The synthesis of intermediate 2:BrIDTC8CHO: IDTC8CHO (720mg, 0.88mmol) is placed in single port reaction flask In, 5mL methylene chloride is added, is protected from light, ice bath.N- bromo butyryl imines (187.6mg, 1.06 mmol) is dissolved in N simultaneously, In dinethylformamide, and the solution is slowly dropped in reaction flask.It after being stirred overnight, is cooled to room temperature, will react Solution is washed with water, and methylene chloride extracts three times, uses MgSO4It is dry, reaction solution is purified by column chromatography, it is solid to obtain yellow Body BrIDTC8CHO (740mg), yield 93%.1H NMR(400MHz, CDCl3)δ9.91(s,1H),7.64(s,1H),7.41 (s,1H),7.26(s,1H),7.02(s,1H),2.08-1.95(m,4H), 1.90(d,4H),1.12(s,36H),0.84(t, 24H).13C NMR(101MHz,CDCl3)δ183.00(s),155.20 (d),152.52(d),144.57(s),141.42(s), 138.00(s),134.05(s),124.88(s),114.91(s),113.97(s), 113.13(s),54.86(s),54.09 (s), 38.97 (d), 31.81 (s), 29.93 (s), 29.28 (d), 24.20 (d, J=13.2 Hz), 22.64 (s), 14.12 (s),1.06(s).MALDI-TOF-MS(m/z):Calcd for C49H73BrOS2,Exact Mass:820.4,Found: 821.5[M+].
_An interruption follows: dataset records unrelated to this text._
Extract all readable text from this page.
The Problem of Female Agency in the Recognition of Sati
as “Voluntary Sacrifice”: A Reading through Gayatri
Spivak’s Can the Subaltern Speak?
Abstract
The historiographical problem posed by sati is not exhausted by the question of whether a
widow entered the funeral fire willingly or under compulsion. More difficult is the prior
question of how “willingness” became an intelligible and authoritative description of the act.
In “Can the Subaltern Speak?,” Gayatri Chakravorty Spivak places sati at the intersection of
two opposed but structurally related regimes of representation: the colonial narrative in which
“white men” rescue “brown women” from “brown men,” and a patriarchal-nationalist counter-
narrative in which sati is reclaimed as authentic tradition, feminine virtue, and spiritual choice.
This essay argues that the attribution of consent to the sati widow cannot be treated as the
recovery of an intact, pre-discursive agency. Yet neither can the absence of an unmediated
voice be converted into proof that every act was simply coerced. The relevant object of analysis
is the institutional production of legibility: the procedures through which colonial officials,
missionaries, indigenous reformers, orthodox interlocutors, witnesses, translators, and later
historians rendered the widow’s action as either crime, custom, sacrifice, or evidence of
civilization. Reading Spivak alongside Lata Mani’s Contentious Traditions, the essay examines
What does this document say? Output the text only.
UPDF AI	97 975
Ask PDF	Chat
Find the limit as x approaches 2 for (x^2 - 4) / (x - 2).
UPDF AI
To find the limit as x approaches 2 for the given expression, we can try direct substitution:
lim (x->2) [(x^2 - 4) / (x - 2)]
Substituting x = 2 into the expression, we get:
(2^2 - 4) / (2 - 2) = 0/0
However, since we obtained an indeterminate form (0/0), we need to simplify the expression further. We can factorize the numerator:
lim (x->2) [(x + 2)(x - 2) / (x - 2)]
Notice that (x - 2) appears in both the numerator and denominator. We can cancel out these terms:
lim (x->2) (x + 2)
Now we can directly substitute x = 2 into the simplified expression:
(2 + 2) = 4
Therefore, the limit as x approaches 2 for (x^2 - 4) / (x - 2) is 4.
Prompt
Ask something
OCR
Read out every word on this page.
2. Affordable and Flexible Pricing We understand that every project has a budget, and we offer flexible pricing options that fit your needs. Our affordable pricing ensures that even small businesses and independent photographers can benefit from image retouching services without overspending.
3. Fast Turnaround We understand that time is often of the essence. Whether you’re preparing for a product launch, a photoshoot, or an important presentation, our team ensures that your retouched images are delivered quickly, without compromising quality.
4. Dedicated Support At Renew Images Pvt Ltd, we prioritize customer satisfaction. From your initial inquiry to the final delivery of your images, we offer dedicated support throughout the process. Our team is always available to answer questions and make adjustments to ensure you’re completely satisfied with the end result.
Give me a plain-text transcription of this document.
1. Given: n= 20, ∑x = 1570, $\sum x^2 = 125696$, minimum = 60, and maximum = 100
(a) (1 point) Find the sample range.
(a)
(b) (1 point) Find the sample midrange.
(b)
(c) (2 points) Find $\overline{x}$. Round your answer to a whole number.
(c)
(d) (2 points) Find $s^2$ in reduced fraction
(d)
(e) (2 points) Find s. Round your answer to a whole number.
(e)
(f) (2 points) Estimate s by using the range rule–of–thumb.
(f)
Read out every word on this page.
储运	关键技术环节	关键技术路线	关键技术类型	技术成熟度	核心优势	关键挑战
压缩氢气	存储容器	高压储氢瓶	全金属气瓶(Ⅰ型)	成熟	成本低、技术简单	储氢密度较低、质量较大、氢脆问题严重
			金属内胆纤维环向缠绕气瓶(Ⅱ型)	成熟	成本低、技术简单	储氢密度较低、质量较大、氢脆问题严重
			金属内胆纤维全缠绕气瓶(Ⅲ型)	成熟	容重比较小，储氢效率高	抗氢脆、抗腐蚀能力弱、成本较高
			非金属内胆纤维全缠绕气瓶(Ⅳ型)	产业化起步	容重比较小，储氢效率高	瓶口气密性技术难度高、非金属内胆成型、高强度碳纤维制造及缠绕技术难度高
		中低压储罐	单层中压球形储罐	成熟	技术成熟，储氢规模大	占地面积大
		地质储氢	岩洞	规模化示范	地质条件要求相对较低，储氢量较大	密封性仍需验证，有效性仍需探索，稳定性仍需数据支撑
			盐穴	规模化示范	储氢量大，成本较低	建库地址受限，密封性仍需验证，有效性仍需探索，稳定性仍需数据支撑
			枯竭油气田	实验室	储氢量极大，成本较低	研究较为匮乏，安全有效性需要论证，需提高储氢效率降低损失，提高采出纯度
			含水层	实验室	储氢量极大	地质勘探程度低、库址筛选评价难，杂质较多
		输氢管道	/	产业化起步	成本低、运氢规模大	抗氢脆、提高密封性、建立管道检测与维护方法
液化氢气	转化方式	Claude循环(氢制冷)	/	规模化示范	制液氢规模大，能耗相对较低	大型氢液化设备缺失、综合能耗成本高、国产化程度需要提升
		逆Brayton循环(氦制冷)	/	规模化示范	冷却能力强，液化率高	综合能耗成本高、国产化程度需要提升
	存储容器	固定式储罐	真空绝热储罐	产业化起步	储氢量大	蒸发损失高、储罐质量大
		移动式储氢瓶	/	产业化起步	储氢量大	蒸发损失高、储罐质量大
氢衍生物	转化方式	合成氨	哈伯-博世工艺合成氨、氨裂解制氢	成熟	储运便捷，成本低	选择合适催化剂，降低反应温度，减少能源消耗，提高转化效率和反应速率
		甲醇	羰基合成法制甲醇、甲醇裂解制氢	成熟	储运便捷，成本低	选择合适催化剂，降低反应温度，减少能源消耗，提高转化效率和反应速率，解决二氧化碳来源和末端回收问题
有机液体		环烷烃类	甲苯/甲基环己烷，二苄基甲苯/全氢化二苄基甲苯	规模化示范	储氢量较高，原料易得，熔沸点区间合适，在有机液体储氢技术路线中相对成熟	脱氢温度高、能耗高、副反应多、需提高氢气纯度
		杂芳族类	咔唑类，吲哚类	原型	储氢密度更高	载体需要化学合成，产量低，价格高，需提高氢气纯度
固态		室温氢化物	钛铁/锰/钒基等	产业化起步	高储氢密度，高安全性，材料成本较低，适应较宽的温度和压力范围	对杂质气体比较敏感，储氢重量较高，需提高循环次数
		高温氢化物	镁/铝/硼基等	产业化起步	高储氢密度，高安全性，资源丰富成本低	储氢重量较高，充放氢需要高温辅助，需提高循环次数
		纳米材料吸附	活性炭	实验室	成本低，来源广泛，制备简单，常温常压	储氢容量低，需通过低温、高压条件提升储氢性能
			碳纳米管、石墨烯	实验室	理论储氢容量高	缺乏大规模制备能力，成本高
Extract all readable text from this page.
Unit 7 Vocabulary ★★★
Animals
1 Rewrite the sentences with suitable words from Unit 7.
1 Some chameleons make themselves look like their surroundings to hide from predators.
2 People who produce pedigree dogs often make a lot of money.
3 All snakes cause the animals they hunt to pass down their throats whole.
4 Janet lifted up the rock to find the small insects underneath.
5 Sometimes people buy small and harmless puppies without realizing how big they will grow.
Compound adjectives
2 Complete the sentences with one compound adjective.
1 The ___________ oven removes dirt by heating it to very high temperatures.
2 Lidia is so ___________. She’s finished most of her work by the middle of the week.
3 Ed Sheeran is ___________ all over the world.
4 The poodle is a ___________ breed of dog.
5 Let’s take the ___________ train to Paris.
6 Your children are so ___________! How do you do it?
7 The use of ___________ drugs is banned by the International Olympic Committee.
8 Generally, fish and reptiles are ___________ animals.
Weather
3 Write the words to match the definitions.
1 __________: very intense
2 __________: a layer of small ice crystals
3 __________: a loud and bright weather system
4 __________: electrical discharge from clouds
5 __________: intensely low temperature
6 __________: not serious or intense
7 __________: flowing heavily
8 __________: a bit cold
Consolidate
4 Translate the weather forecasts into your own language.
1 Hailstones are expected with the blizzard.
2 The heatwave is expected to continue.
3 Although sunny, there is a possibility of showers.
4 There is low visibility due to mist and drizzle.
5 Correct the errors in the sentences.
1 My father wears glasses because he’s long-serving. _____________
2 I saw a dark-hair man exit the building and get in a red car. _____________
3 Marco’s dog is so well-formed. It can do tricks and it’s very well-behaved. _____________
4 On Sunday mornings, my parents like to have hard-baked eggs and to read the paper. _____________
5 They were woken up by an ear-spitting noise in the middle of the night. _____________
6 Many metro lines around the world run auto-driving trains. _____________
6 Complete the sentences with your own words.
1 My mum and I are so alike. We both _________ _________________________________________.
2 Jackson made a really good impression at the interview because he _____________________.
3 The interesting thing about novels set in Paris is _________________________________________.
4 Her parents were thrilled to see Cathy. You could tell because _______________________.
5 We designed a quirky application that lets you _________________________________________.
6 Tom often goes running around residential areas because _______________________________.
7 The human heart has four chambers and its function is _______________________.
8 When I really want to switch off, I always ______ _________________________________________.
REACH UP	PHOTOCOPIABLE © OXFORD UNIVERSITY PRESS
The synthesis of intermediate 3:BTTIDTC8CH: by three thiophene of BrIDTC8CHO (740mg, 0.9mmol) and benzo (223mg, 0.3mmol), Pd (PPh3)4(30mg, 0.024mmol) is dissolved in chlorobenzene (20mL), substitutes nitrogen, by above-mentioned reaction Object flows back 24 hours at 120 DEG C.After cooling reaction, it is extracted with dichloromethane, uses MgSO4It is dry, purified with column chromatography, is obtained To yellow solid BTTIDTC8CHO (222mg), yield 65%.1H NMR(400MHz,CDCl3)δ9.91(s,3H),7.69(s, 3H),7.65(s,3H),7.45(s,3H),7.36(s,3H), 7.31(s,3H),2.05(d,12H),1.94(d,12H),1.15 (s,108H),0.82(d,72H).13C NMR(101MHz, CDCl3)δ182.89(s),157.22(s),155.21(d), 153.64(s),152.42(s),144.70(s),141.49(s), 139.53(s),137.92(d),134.38(s),132.16 (s),130.12(s),119.62(s),117.22(s),114.88(s), 113.39(s),54.42(s),54.15(s), 53.43(s),39.06(s),31.82(s),29.98(d),29.71(s), 29.53-29.02(m),24.29(d),22.63 (s),14.09(s),1.03(s),0.00(s).MALDI-TOF-MS(m/z): Calcd for C159H222O3S9,Exact Mass:2467.5,Found:2466.6[M+].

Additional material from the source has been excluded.